As a large vehicle manufacturing company with a name recognized around the world, Kia presents a juicy target for ransomware attackers.
Unfortunately, Kia found themselves as a victim of the DopplePaymer ransomware. DopplePaymer uses a leverage technique that is gaining popularity in ransomware attacks. Essentially, before the ransomware encrypts and disables systems, it exfiltrates the organization’s unencrypted data. Then, the attacker threatens to leak this data unless the organization pays up.
The attacker claims that they stole large amounts of data and will publicly release it, unless Kia pays within the 3 week time frame.
Additionally, the attacker demands 404 Bitcoins, or about $20 million dollars. Furthermore, If not paid within that time frame, the ransom amount increases to 600 Bitcoins, or approximately $30 million dollars.
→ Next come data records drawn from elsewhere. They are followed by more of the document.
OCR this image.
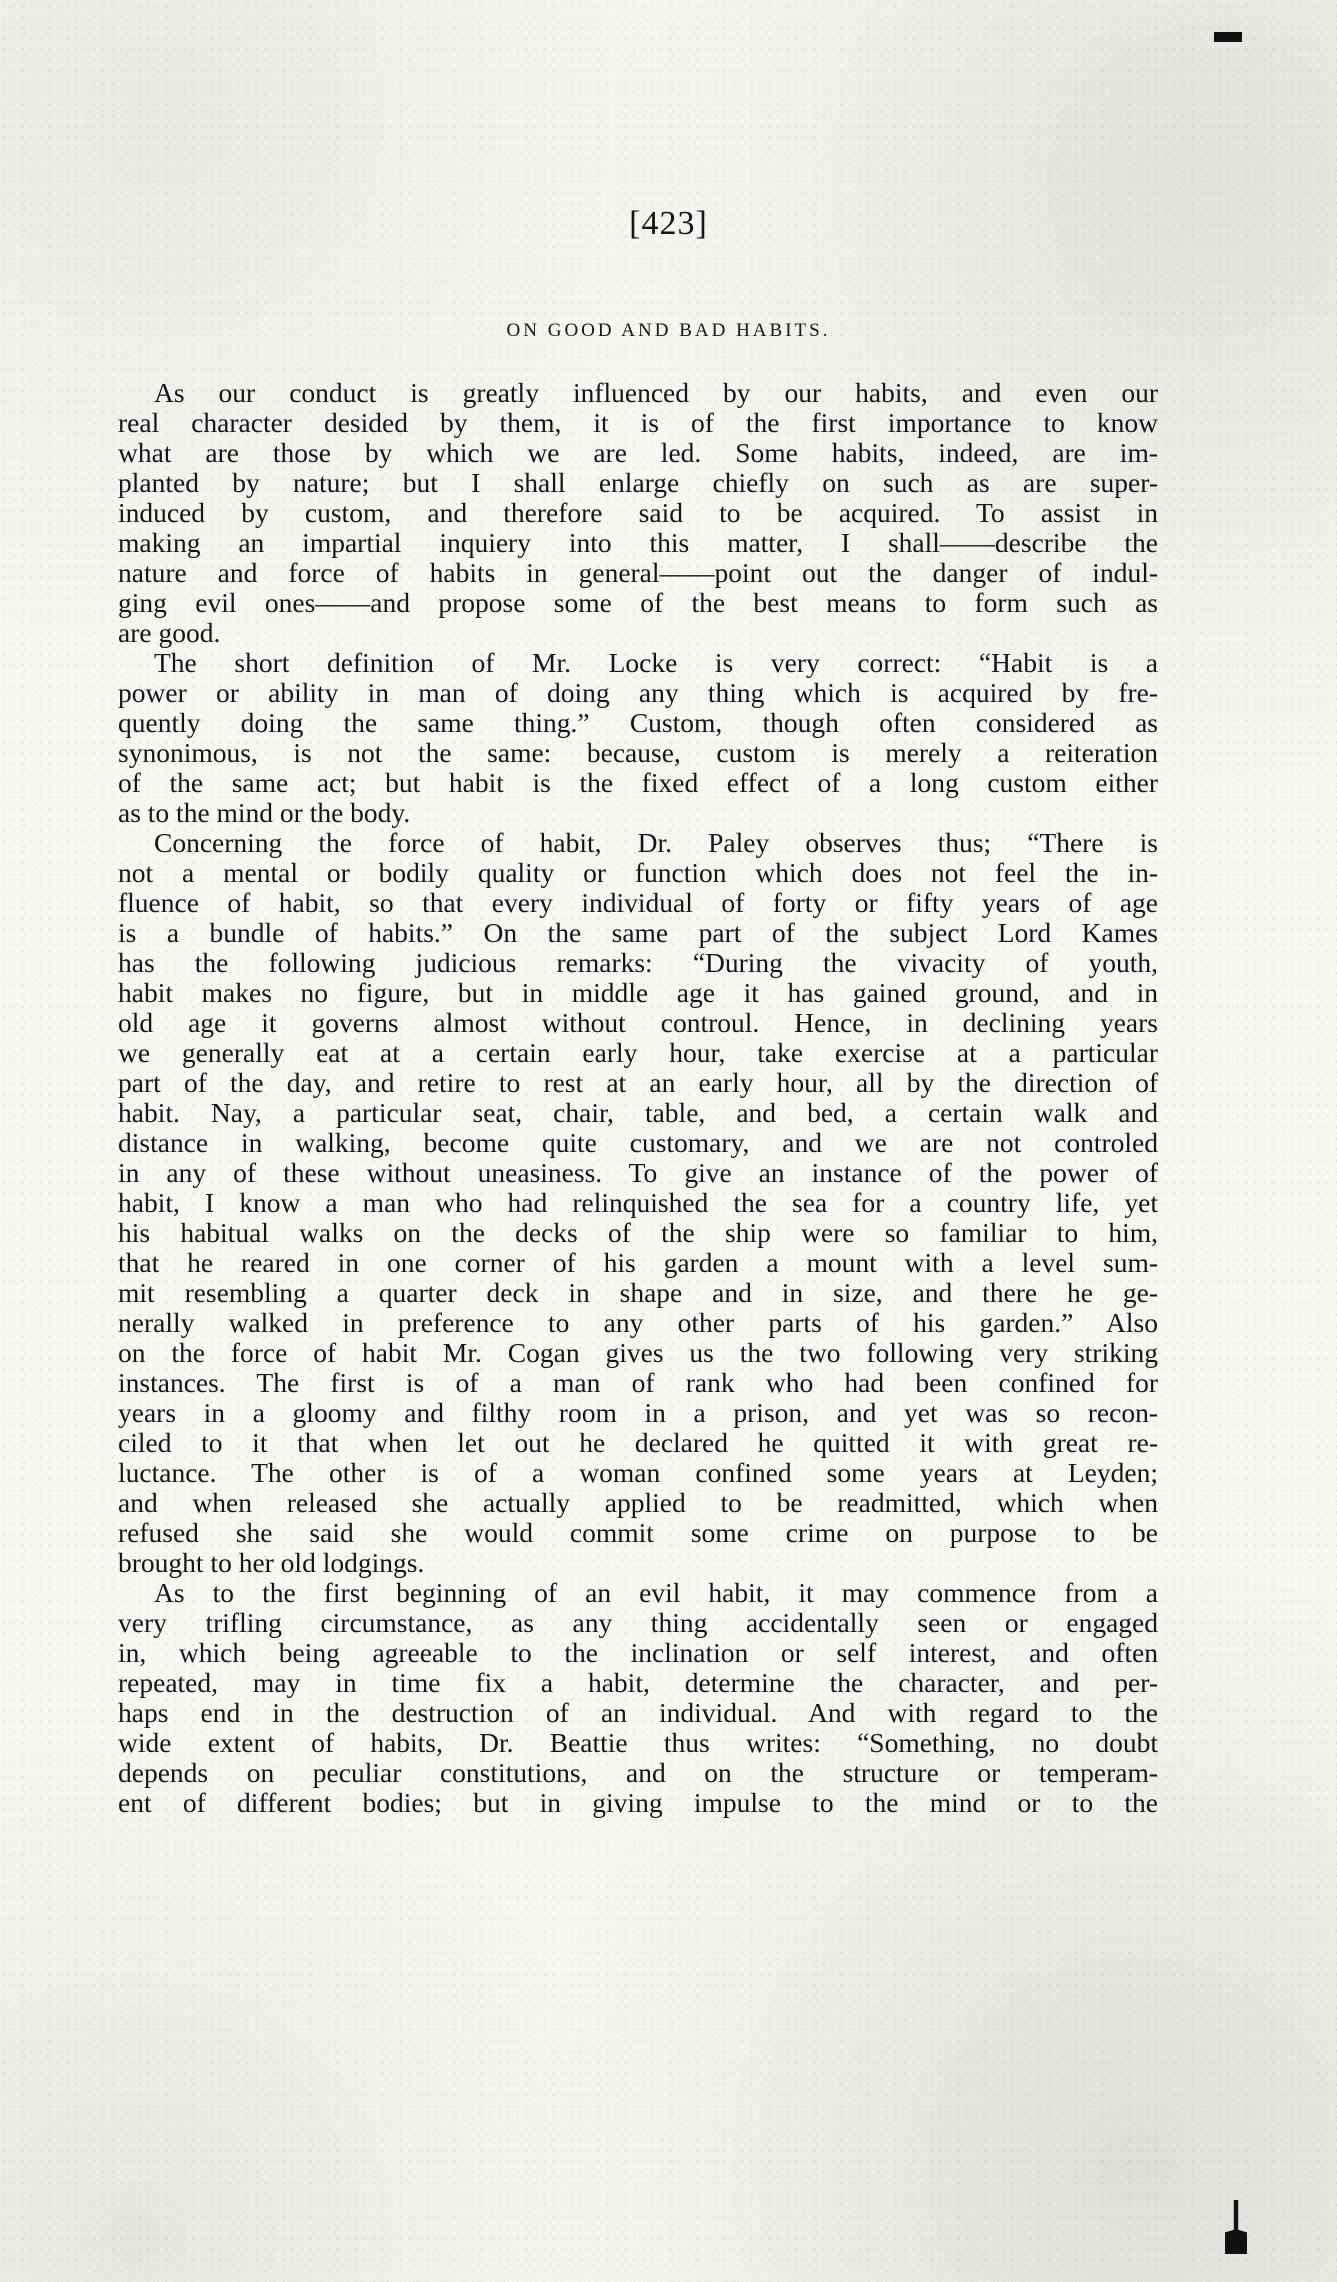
[423]
ON GOOD AND BAD HABITS.
As our conduct is greatly influenced by our habits, and even our
real character desided by them, it is of the first importance to know
what are those by which we are led. Some habits, indeed, are im-
planted by nature; but I shall enlarge chiefly on such as are super-
induced by custom, and therefore said to be acquired. To assist in
making an impartial inquiery into this matter, I shall——describe the
nature and force of habits in general——point out the danger of indul-
ging evil ones——and propose some of the best means to form such as
are good.
The short definition of Mr. Locke is very correct: “Habit is a
power or ability in man of doing any thing which is acquired by fre-
quently doing the same thing.” Custom, though often considered as
synonimous, is not the same: because, custom is merely a reiteration
of the same act; but habit is the fixed effect of a long custom either
as to the mind or the body.
Concerning the force of habit, Dr. Paley observes thus; “There is
not a mental or bodily quality or function which does not feel the in-
fluence of habit, so that every individual of forty or fifty years of age
is a bundle of habits.” On the same part of the subject Lord Kames
has the following judicious remarks: “During the vivacity of youth,
habit makes no figure, but in middle age it has gained ground, and in
old age it governs almost without controul. Hence, in declining years
we generally eat at a certain early hour, take exercise at a particular
part of the day, and retire to rest at an early hour, all by the direction of
habit. Nay, a particular seat, chair, table, and bed, a certain walk and
distance in walking, become quite customary, and we are not controled
in any of these without uneasiness. To give an instance of the power of
habit, I know a man who had relinquished the sea for a country life, yet
his habitual walks on the decks of the ship were so familiar to him,
that he reared in one corner of his garden a mount with a level sum-
mit resembling a quarter deck in shape and in size, and there he ge-
nerally walked in preference to any other parts of his garden.” Also
on the force of habit Mr. Cogan gives us the two following very striking
instances. The first is of a man of rank who had been confined for
years in a gloomy and filthy room in a prison, and yet was so recon-
ciled to it that when let out he declared he quitted it with great re-
luctance. The other is of a woman confined some years at Leyden;
and when released she actually applied to be readmitted, which when
refused she said she would commit some crime on purpose to be
brought to her old lodgings.
As to the first beginning of an evil habit, it may commence from a
very trifling circumstance, as any thing accidentally seen or engaged
in, which being agreeable to the inclination or self interest, and often
repeated, may in time fix a habit, determine the character, and per-
haps end in the destruction of an individual. And with regard to the
wide extent of habits, Dr. Beattie thus writes: “Something, no doubt
depends on peculiar constitutions, and on the structure or temperam-
ent of different bodies; but in giving impulse to the mind or to the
Here is the ransomware note, according to Bleeping Computer.
Source: Bleeping Computer
Aftermath for Kia
The attack halted sales in nearly 800 dealerships across the United States. DopplePaymer definitely crippled Kia’s infrastructure, finances, and daily routine.
Going into the future, Kia should expect to include this type of breach in future incident response and disaster recovery planning. Additional security countermeasures should be implemented to deter future attacks and reduce the potential impact of a successful breach.